Les subventions d’investissement s’inscrivent dans la continuité et n’appellent pas de remarques particulières.

Pour les conventions d’habilitation, il est écrit que les tarifs sont fixés sur la base de validation annuelle des budgets.

Ne serait-il pas souhaitable d’évoluer vers une fixation des tarifs selon un contrat pluriannuel d’objectifs et de moyens (CPOM) qui s’inscrirait dans une orientation de coproduction en fonction de l’analyse des besoins ?Certainement la démarche la plus sûre pour obtenir l’adéquation entre objectifs et moyens lissée sur trois ans.

Cette orientation a été soulignée par plusieurs acteurs lors de l’audition que nous avons organisée le 10 juin dernier et dont nous vous ferons parvenir le compte-rendu avant le prochain conseil. Concernant les places en établissements avec une habilitation à l’aide sociale, il est rappelé ici qu’elles représentent aujourd’hui 65% du parc disponible dans le secteur personnes âgées.

Il faut veiller d’une part à maintenir un niveau suffisant pour garantir un accès aux publics les plus modestes et d’autre part à la solidarité territoriale pour l’organisation spatiale des places habilitées.

En l’espèce, la mixité des établissements doit davantage être recherchée dans l’équilibre des niveaux de dépendance, celui des groupes iso-ressources est un facteur déterminant du bien vivre.

Les établissements sont au cœur des mutations qui affectent la manière dont les femmes et les hommes d’aujourd’hui gèrent le vieillissement. Progressivement l’entrée en maison de retraite, y compris en EHPAD, relève d’une démarche personnelle, les futurs résidents sont de plus en plus acteurs de leur démarche.

A ce titre, ils et elles sont demandeurs de nouvelles formes de participation qui constituent autant d’atouts qu’elles font naître des contraintes nouvelles.

Car ce qui est en cause est bien la qualité du service rendu dans un contexte de contraintes financières. Les établissements ne sont plus l’unique et ultime alternative pour l’accueil des personnes âgées, mais par leurs modes de fonctionnement et leur capacités d’ouverture sur l’environnement , ils se doivent de préfigurer les évolutions à venir. Et cela n’est possible que si les moyens d’y parvenir existent : en personnels, en équipements, dans la mutualisation des services internes et externes. (une mutualisation dont les avantages et inconvénients doivent être mesurés).

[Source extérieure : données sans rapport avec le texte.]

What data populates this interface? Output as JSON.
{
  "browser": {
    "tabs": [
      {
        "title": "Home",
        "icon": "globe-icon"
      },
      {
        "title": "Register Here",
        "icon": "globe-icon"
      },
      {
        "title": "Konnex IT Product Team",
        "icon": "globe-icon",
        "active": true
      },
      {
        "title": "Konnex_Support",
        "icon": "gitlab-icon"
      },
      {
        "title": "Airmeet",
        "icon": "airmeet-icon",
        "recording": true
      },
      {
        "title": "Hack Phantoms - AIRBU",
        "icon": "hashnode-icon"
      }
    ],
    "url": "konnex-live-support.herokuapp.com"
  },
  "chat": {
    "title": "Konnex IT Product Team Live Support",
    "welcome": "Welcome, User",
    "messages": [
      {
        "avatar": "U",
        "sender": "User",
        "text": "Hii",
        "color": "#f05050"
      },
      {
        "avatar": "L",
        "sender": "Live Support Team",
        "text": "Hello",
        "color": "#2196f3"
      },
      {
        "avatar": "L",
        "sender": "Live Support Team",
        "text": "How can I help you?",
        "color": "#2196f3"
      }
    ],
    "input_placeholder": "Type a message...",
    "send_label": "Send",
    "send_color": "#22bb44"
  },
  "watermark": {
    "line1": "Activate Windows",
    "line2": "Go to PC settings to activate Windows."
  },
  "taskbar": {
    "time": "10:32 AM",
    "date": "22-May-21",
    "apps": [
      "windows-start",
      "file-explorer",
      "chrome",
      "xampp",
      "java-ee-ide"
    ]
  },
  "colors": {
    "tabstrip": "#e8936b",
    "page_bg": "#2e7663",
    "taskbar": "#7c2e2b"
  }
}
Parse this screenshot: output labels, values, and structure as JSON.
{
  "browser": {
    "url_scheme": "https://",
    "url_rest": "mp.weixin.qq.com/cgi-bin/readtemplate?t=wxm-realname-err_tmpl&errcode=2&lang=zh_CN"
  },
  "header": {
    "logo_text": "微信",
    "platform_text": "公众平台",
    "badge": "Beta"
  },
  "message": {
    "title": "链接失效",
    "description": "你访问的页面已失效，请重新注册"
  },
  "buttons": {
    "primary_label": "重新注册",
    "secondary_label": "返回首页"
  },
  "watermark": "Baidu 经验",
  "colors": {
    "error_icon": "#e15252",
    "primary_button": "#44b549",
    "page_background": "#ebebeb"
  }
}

Comment la Métropole s’assure-t-elle de la qualité de la prise en charge ? Quels éléments prend-elle dans la tarification pour permettre aux établissements d’assurer une politique de professionnalisation avec du personnel qualifié ? Quel moyens autres qu’administratifs se donne la Métropole pour apprécier la qualité effective des prestations ?

Permettez-moi d’insister sur les moyens existants aujourd’hui dans les établissements pour personnes âgées. Comment assurer l’ensemble des services indispensables alors que les effectifs sont souvent en limite de charge. Aujourd’hui, selon Bernard Devers, le ratio moyen personnel/hébergé est de l’ordre de 0,54. Il est impossible de descendre en dessous de ce seuil, il suffit de voir la situation dans la plupart des maisons durant le week-end pour se rendre compte de la tension. Pour comparaison, les pays nordiques ont un rapport de 1 pour 1.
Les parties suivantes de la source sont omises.